In comparison Indian group companies have paid on 0.2% of the revenue and 1.7% EBIDA as brand fees. And even if the Indian promoter tries to charge brand fee and royalty payment, he is beaten black and blue by analysts who say that investors are getting cheated. I am surprised that only a few analysts ever make a noise when MNCs do similar things. Is it because we are still enamoured by the white skin and we look at ourselves like second class citizens? A case to point is Havells India. The promoters have decided to transfer ownership of the “Havells” brand from one of the promoter group companies to the listed entity from April 1, 2016 without any consideration.
I find it difficult to explain think and understand why FMCG companies should pay royalty to the parent. It is not that these brands are coming to India for the first time and hence there is some logic for paying royalty. If you look at brands like Surf and others, they are more or less an Indian brand. HUL has spent crores in building these brands and it is not that all these expenses incurred by the Indian company have been subsidised by the foreign partner.

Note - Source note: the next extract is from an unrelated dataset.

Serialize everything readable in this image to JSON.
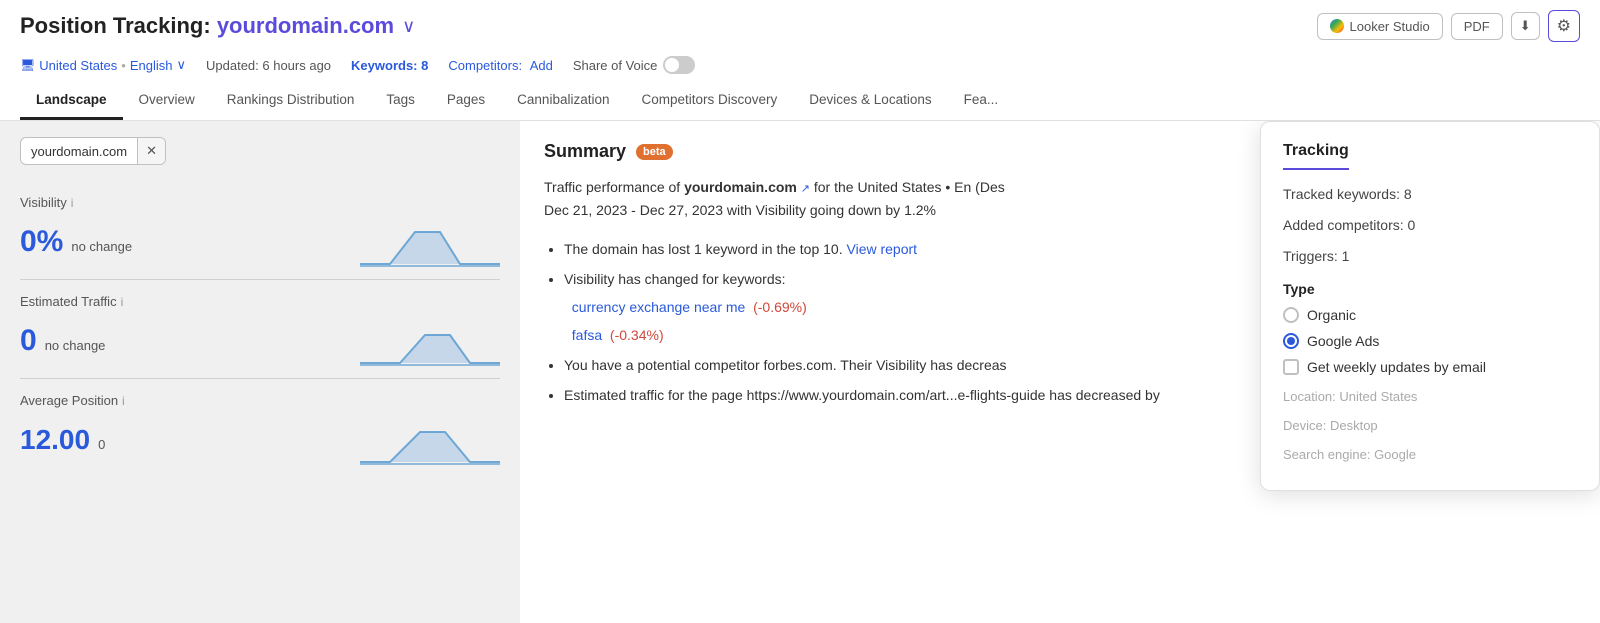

So on one hand all the Indian shareholders have paid the price of brand building in terms of advertisement expenses and then to rub salt on the wound, they are paying royalty fees also to the MNC. The interesting thing is that Wheel is 100% Indian brand. It was conceived and built to face the challenge of Nirma. I do not know what is the total extent of Wheel sales; whether it is significant or not. But still, royalty is paid on full revenue. So what is the contribution of HUL plc to building a brand like Wheel apart from global gyaan and superior management techniques?
Earlier, say 10-15 years ago I am sure that all defunct products which were not in use in other countries were shipped to India. Cutting edge products and systems were still the domain of US and Europe which were fast growing markets. In the recent past, be it Hollywood movies or product launches, they often take place simultaneously in India, which is sign of India’s purchasing power.
The Honourable Finance Minister is looking at different ways to tax and increase the net. If the salaried Indian is going to see another round of tax increases, and there are rumours that dividend in hands of recipient will see some taxes, then why not tax royalties?